How do these findings apply to the future of shopping? As cash becomes less relevant, the researchers propose that other forms of money, like cryptocurrencies that are less trackable, may replace it in terms of forgettability. Huang and Bechler recently published a paper that finds people who do not use crypto are more willing to gamble Bitcoin they earn compared to cash they earn because they feel like it has less value.

The researchers’ findings on cash amnesia also suggest that budget-tracking apps and mobile payment services may spur consumers to use cash proactively to forget hard-to-justify purchases. “These days, there are more apps to help you track all these expenses,” Huang says.

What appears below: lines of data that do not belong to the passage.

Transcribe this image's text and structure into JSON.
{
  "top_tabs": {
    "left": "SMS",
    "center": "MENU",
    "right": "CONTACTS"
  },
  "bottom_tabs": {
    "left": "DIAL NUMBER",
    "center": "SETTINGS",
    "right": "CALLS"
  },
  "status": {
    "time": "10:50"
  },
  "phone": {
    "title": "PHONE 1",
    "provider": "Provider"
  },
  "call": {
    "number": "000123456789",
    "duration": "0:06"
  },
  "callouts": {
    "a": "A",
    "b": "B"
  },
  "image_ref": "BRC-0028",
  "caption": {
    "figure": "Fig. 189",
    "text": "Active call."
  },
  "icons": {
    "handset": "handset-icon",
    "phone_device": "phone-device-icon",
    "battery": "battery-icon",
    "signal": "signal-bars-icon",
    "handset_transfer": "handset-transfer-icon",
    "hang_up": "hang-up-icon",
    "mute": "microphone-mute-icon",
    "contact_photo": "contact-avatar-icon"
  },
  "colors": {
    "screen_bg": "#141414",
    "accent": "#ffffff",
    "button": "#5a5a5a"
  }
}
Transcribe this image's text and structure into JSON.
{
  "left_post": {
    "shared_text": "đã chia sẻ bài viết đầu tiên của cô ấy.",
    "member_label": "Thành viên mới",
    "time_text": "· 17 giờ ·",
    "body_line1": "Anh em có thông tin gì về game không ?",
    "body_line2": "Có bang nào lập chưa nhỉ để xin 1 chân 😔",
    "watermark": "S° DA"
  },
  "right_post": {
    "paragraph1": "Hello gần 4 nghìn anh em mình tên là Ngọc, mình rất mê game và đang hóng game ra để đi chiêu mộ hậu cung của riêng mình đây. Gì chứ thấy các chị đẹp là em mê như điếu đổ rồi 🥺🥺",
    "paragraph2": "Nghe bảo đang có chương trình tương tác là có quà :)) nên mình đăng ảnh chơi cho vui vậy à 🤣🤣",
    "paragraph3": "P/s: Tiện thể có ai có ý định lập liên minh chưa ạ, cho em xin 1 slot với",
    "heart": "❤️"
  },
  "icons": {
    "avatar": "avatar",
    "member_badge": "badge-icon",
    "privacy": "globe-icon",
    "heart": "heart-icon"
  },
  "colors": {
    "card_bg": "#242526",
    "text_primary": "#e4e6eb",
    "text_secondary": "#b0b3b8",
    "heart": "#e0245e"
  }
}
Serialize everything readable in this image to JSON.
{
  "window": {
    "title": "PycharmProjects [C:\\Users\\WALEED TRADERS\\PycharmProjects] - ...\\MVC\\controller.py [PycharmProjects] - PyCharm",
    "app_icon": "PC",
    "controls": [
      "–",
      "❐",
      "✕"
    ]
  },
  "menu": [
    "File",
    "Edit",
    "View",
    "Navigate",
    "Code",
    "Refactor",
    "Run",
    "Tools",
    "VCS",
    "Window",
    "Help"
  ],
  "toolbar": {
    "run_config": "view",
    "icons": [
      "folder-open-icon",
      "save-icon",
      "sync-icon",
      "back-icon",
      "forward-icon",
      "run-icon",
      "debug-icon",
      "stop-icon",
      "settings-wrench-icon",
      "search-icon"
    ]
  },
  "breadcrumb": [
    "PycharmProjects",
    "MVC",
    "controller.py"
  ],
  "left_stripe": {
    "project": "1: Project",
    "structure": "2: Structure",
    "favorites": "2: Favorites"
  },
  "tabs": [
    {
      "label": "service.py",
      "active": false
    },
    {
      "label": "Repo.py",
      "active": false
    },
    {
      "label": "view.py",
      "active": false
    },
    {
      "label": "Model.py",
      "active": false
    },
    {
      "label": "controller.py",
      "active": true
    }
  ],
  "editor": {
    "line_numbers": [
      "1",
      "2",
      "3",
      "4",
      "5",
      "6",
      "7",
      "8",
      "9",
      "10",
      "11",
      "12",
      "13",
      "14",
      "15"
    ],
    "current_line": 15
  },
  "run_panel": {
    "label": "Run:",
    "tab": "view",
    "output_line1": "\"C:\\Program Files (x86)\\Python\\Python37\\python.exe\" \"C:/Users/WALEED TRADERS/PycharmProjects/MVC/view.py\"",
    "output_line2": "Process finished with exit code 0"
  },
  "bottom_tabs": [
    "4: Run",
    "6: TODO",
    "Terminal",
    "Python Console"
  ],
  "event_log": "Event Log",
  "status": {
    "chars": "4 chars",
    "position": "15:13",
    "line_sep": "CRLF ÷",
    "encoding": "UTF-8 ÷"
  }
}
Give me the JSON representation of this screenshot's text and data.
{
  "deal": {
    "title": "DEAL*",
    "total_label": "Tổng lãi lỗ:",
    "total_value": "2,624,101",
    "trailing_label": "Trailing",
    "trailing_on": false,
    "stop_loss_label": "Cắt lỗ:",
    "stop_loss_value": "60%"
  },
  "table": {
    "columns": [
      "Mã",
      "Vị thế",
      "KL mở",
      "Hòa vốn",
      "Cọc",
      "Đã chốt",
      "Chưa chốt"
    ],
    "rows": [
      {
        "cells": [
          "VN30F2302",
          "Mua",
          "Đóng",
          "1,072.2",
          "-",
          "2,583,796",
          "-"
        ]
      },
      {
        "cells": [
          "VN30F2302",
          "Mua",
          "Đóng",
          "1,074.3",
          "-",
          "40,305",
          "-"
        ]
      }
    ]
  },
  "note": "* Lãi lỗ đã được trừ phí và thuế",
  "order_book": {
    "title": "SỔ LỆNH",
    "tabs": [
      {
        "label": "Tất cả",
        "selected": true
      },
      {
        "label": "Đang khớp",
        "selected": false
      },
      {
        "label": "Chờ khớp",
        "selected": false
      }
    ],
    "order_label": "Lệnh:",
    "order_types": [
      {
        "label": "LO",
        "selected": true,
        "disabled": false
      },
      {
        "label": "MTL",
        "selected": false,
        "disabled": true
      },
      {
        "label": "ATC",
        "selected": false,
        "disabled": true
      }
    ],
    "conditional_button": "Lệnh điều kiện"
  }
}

But more detailed record-keeping may undermine financial apps’ usefulness. “If people know that there’s going to be a record every time they use Apple Pay, based on our theory, people actually will use it less compared to if Apple Pay doesn’t automatically track and record and remind them in the statement.” She says financial institutions might consider designing payment methods that give users fewer reminders and notifications as alternatives, “because we do know that there are many instances where consumers actually desire to forget their payments.”

On the commercial side, Bechler says these findings imply that merchants may improve consumer satisfaction by matching their accepted payment methods to their particular offerings. For example, Hedberg’s donut shop may benefit from accepting cash even as more retailers refuse it.

On the other hand, a salad place might not see the same sort of benefit from welcoming cash — unless its salads are so expensive that they feel like a guilty pleasure. “As we have more types of payment methods, and all of them have fees for the merchants, it becomes an important decision,” Huang says. “Should I accept these new payment methods or not?”